Here is the full ingredient list:
2 tablespoons extra virgin olive oil
! large shallot, sliced
1/8 cup red pepper flakes
About ¾ tsp. Kosher salt divided
1 ½ cups dry prosecco wine
1 cup crème fraiche
Zest of two Meyer lemons
2 to 3 tbsp. Meyer lemon juice
! pound shelled crabmeat
1 pound fresh fettucine
¼ cup chopped flat leaf parsley
Notes: I was able to find 12 oz. packages of fresh fettucine at my market, not 16 oz. I also found ½ pound containers of lump crab meat, but not one pound containers, so that is what I used. It made three good sized servings with plenty of crabmeat. I used the same amounts of the other ingredients that the recipe calls for.
Instructions
Bring a large pot of salted water to a boil. Heat the oil in a large saucepan over medium heat (I used a deep sided large skillet). Cook shallot until softened, 3 to 5 minutes. Stir in chili flakes and ¾ teaspoon salt. Whisk in the prosecco and crème fraiche. Bring to a boil over medium high heat and reduce to 1 ¾ cups, 10 to 15 minutes.
Gently stir in the lemon zest, 2 tablespoons of the lemon juice, and the crab. Drain the pasta, which you have cooked in the boiling water, and add it to the crab sauce. Add parsley and gently toss.
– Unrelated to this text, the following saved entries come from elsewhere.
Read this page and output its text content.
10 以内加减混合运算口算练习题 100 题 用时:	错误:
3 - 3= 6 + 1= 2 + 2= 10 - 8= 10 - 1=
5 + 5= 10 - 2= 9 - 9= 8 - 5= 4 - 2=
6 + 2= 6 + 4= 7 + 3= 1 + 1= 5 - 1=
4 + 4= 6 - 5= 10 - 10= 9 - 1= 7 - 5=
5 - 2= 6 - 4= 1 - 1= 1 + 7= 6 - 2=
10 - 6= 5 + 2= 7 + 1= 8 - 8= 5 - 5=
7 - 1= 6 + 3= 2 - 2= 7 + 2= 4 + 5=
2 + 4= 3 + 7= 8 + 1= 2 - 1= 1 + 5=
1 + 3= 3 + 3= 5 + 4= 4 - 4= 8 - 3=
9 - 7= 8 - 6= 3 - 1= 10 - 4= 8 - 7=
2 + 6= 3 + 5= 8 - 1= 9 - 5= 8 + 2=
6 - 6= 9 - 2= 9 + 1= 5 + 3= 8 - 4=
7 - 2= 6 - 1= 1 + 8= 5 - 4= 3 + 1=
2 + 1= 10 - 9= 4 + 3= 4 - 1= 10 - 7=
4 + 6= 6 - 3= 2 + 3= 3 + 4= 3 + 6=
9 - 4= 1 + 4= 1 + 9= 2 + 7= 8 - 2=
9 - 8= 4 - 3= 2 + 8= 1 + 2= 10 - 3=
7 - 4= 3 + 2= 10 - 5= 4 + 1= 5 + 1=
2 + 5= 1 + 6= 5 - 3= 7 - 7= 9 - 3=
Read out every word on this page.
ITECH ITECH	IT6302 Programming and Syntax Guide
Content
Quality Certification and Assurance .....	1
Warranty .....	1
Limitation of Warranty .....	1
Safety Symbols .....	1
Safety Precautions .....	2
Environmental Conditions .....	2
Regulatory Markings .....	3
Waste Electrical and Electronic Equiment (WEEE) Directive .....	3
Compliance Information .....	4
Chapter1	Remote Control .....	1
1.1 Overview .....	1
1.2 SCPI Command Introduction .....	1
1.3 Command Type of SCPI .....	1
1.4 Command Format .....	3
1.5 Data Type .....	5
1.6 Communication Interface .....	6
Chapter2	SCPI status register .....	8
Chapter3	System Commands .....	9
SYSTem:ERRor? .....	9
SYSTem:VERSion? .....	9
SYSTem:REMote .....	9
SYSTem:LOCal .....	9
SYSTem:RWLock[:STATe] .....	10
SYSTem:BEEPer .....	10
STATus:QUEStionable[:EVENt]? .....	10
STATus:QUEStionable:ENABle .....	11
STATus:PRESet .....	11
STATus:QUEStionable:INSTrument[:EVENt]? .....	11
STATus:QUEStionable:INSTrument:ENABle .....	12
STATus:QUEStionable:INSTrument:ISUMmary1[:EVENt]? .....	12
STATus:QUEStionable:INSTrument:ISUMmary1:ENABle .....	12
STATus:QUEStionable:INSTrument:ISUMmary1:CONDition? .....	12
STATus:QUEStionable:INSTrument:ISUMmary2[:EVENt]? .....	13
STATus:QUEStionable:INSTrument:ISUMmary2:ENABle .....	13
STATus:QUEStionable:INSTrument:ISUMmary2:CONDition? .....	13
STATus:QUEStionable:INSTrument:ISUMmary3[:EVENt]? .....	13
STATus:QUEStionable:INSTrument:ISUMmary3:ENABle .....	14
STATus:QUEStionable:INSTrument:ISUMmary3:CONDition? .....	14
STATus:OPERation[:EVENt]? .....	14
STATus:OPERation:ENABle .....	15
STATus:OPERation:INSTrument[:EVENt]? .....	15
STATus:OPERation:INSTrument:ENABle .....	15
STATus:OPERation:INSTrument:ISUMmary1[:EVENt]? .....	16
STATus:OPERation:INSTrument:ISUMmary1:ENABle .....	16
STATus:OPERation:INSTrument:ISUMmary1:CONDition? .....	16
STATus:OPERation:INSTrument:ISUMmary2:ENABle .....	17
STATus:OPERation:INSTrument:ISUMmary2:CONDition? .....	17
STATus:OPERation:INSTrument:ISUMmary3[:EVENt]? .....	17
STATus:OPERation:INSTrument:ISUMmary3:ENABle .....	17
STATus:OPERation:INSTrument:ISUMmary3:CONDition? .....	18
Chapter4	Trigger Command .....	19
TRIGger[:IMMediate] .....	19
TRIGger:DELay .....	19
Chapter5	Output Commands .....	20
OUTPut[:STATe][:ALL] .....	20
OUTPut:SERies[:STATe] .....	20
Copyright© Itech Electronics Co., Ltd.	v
And then just go nuts over how amazingly delicious this pasta is. You can just sigh and die happy. You might want it for your last meal if you happen to find yourself on death row. Cant you just imagine the headlines: ”Execution Halted when Prison Chef was unable to find Crème Fraiche!” Just keep it in mind if you happen to murder someone. But this yummy dish will put you in such a great mood, that could never happen.
Based on the ingredients, you have probably figured out that this is not a budget dish. You will probably spend somewhere in the neighborhood of $50 to $60. But look at it this way, it’s absolutely restaurant quality, and you have already bought the wine. It’s definitely cheaper and better than most restaurant dinners.